I put a spring on a timer in the bottom, just to make sure. Think of it as a Jack-in-the-Box, only with a medusa and a nasty box.

I believe in the existance of magic, not because I have seen proof of its existance, but because I refuse to live in a world where it does not exist.
DrPaintThinner
Anti-Semite
posted 04-11-2005 01:08:52 AM
quote:
Palador ChibiDragon had this to say about pies:
*wheels in a giant fruitcake then leaves before the medusa pops out of it and kills everybody nearby*

Wouldn't that be the medusa killing everyone though? Not the fruit cake? I had the same Idea with arsenic laced fruit cake gift baskets.

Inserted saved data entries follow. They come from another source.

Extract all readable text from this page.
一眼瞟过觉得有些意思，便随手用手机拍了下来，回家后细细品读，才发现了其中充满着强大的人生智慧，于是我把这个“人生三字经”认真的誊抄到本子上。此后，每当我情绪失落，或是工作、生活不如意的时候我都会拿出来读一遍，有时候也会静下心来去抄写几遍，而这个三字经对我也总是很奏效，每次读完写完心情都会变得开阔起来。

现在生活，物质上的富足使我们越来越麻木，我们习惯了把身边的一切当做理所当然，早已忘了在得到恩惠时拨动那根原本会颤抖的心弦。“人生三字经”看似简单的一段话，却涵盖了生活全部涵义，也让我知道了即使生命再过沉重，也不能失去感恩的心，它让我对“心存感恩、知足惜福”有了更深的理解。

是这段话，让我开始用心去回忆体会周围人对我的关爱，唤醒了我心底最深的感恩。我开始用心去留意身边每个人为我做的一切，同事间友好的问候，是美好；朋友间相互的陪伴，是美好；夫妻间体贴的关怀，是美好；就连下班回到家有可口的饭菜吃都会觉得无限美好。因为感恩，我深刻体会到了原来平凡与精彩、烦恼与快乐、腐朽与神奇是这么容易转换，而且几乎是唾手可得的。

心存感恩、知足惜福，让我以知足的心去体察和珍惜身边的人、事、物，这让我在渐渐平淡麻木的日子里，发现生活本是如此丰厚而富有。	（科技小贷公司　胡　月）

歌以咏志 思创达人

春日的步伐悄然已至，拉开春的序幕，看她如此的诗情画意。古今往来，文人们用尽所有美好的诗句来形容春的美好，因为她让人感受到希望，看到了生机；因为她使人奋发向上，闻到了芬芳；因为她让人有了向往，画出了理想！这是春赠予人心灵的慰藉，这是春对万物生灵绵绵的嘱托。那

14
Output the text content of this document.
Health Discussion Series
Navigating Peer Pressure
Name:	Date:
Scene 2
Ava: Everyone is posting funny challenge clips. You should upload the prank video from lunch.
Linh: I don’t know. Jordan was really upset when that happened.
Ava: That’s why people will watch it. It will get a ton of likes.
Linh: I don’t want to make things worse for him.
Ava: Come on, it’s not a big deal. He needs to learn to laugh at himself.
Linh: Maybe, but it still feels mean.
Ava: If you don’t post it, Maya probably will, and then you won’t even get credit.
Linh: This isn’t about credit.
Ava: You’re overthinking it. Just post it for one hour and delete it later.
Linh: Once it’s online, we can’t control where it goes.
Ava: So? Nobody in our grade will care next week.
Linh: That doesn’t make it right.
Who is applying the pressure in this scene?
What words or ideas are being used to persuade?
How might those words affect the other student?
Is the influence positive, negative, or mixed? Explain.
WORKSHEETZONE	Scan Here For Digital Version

roit, less bash 'is noggin
Palador ChibiDragon
Dismembered
posted 04-11-2005 01:14:45 AM
quote:
DrPaintThinner wrote this then went back to looking for porn:
Wouldn't that be the medusa killing everyone though? Not the fruit cake? I had the same Idea with arsenic laced fruit cake gift baskets.

Good point...

Maybe if I remove her eyes and replace them with fruitcake? Fruitcake is, by nature, fairly deadly. Maybe that would work, and turn eveyone that looks at her into statues made of fruitcake.

I believe in the existance of magic, not because I have seen proof of its existance, but because I refuse to live in a world where it does not exist.